Recentemente, escrevi para a fadista Débora Rodrigues um poema de fado cujo resultado considero particularmente interessante e que me deu muito trabalho.
Explico porquê.
O fado tradicional e historicamente marcado que narrava acontecimentos trágicos com enredos de morte e de crime, de orfandade , de suícidios em desespeo e de amores dramáticos, teve uma expressão considerável num tempo em que o universo de referência de fadistas e poetas populares era apenas a vida do seu bairro.
Nesse tempo em que os jornais eram raros e pouco lidos, a telefonia pouco ouvida, o fado noticiava e espalhava os acontecimentos pungentes que emocionavam a gente que era deles testemunha e vizinha
Há um mítico acontecimento na nossa História - O amor de Pedro e Inês - que de forma recorrente romancistas e poetas recuperam, alterando e enriquecendo pela ficção o seu contexto histórico
O que tentei eu fazer neste poema "Fala de Inês para Pedro " ?
Precisamente recuperar o dramatismo e a tragédia tão frequentemente cantados nessa época a que me referi, dando-lhe uma referência a que todos os portugueses impressiona e encanta, com uma linguagem poética contemporânea, recorrendo a imagens e termos mais trabalhados. Não foi fácil pois o desafio era arriscado.
Se consegui, digam-me os meus caros leitores
( no fado Vianinha)
Fala de Inês para Pedro
Dão-me a morte por te querer
e tiram-me o céu também
O mal que me faz morrer
é o mal de te querer bem
Se meus beijos condenados
não sabem dos teus perdidos
antes meus olhos fechados
do que em alerta os sentidos
Antes o coração em ferida
que de ti as mãos vazias
antes não ter minha a vida
que de ti não ter teus dias
Se me levam teus abraços
eu pela morte imploro
se não te dão os meus passos
- Corra meu sangue e teu choro!
Joaquim Nogueira Marques
Nota do Prof.
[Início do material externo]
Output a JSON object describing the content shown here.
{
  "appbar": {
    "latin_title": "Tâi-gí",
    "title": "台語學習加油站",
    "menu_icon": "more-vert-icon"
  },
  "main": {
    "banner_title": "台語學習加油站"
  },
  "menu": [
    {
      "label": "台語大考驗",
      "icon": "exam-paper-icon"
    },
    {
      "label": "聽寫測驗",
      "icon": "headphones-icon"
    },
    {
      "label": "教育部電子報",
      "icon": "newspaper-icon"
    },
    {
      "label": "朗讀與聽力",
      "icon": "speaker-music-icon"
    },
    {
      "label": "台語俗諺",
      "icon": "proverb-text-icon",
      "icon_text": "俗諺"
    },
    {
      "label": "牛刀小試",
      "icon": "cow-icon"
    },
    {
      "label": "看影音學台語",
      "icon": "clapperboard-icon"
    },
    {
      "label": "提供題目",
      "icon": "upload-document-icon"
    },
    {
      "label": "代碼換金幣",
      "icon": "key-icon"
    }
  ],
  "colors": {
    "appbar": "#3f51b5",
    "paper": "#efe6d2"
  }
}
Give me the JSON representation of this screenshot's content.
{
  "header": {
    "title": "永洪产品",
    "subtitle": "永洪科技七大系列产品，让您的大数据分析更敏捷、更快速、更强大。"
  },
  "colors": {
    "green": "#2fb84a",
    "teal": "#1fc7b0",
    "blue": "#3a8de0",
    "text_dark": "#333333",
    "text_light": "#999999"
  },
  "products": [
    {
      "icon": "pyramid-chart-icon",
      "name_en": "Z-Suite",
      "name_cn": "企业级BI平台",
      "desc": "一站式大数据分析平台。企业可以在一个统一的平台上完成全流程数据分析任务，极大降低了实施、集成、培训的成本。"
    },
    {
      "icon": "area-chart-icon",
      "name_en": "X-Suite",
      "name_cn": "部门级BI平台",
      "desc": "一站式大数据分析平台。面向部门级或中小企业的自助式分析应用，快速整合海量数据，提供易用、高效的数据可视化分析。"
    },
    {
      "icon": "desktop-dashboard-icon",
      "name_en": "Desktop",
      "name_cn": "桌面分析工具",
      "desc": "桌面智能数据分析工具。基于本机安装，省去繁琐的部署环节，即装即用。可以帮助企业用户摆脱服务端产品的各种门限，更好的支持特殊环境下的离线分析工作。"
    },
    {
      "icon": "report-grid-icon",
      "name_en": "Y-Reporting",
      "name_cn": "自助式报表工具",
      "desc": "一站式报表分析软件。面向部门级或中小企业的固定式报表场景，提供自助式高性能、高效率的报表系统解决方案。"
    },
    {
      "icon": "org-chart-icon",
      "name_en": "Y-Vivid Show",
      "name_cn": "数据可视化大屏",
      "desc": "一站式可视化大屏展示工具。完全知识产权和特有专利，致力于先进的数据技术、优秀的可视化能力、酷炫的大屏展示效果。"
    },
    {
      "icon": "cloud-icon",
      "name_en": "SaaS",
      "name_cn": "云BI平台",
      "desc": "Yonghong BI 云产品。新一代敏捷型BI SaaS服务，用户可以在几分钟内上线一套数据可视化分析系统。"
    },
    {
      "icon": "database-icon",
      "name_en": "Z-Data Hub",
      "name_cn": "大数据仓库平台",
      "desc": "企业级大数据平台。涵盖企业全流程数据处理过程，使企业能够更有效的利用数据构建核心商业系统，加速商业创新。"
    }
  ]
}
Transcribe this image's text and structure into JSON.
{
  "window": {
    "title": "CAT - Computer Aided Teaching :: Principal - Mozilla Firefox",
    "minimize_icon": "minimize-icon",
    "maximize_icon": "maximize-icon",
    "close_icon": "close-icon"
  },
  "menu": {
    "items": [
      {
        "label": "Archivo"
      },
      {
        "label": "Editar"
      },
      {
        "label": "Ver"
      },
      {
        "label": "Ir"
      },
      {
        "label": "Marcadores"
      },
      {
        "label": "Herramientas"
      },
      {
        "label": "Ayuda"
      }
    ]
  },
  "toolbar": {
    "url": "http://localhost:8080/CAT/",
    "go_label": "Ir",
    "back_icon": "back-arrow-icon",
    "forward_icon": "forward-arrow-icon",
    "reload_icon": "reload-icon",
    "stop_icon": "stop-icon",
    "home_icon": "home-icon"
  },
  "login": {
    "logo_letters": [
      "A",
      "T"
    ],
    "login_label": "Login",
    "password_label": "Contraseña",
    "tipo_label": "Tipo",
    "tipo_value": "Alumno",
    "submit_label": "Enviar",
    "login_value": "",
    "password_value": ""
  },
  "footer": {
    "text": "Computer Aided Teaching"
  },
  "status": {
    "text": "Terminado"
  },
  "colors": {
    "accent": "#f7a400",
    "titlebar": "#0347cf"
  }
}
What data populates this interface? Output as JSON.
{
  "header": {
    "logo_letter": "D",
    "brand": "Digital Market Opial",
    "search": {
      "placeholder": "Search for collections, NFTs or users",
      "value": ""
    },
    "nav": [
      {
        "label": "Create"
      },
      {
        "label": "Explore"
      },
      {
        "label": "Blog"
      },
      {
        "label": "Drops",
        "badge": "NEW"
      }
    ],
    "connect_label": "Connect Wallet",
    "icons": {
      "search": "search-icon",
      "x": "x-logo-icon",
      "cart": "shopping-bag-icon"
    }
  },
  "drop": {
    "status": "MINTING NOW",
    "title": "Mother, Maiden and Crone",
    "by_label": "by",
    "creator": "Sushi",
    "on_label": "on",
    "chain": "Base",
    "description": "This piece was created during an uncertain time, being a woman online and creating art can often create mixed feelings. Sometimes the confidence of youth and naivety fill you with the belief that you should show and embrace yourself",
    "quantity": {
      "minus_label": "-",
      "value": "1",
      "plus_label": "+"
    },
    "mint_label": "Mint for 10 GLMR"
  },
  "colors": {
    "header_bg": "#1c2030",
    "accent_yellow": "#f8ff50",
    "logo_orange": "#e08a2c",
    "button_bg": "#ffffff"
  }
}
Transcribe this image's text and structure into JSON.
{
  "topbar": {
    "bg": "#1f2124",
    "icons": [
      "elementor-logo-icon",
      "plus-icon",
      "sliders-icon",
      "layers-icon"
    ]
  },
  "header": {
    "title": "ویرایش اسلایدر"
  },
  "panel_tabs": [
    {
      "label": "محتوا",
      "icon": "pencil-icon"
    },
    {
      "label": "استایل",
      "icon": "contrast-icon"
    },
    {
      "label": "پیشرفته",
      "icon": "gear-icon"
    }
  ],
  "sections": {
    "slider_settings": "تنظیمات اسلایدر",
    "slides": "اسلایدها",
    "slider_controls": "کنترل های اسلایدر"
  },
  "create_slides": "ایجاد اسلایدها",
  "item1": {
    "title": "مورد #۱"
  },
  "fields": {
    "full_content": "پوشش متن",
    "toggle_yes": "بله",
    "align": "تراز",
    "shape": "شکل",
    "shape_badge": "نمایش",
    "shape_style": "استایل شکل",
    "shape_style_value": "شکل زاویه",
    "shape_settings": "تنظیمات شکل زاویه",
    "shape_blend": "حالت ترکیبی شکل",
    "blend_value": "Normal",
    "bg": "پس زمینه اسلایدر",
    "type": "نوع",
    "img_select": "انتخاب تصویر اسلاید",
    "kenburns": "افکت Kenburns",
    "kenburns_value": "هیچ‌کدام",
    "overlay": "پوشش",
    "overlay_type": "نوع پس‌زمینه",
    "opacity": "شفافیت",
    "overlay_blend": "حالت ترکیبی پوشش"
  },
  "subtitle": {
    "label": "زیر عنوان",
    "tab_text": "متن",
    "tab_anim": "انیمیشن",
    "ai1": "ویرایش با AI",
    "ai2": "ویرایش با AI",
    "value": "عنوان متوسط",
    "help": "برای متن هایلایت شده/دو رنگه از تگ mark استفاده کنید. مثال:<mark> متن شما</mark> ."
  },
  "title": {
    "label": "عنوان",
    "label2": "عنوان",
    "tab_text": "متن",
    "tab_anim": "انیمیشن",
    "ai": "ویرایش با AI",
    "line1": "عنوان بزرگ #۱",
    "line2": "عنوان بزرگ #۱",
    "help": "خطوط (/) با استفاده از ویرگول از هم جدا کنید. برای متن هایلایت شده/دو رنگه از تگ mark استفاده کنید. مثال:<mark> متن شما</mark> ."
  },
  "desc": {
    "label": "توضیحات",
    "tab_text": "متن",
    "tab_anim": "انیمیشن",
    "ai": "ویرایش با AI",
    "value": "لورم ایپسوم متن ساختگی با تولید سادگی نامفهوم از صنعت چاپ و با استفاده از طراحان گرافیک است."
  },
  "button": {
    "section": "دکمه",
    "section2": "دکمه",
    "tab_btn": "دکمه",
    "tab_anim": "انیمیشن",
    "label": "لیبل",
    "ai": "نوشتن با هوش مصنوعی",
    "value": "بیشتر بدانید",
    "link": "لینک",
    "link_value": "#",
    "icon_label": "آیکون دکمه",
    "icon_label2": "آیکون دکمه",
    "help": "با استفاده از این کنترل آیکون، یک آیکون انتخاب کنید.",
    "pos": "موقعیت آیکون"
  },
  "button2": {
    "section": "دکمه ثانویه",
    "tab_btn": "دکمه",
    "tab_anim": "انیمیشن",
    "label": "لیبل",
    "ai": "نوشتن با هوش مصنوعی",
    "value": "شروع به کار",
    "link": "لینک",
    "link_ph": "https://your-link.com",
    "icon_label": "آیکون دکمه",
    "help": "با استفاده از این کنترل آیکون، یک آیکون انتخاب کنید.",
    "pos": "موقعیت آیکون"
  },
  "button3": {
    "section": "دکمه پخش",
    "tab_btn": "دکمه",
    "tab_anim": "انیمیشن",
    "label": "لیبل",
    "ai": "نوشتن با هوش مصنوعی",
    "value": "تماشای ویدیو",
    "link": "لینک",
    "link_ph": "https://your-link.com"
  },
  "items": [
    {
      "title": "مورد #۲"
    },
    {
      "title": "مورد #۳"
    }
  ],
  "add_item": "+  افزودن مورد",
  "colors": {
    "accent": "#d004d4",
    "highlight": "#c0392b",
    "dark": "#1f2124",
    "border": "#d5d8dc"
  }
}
J. N. Marques:
Para quem não esteja familiarizado com as estruturas melódicas dos vários fados clássicos,
em vídeo anexo a Senhora Dona Maria Teresa de Noronha interpreta o fado Vianinha. É esta a melodia e estrutura que vai vestir a Fala de Inês . ( este é um procedimento comum entre os poetas de fado; escrever os seus temas pensando desde logo em que fado clássico será cantado)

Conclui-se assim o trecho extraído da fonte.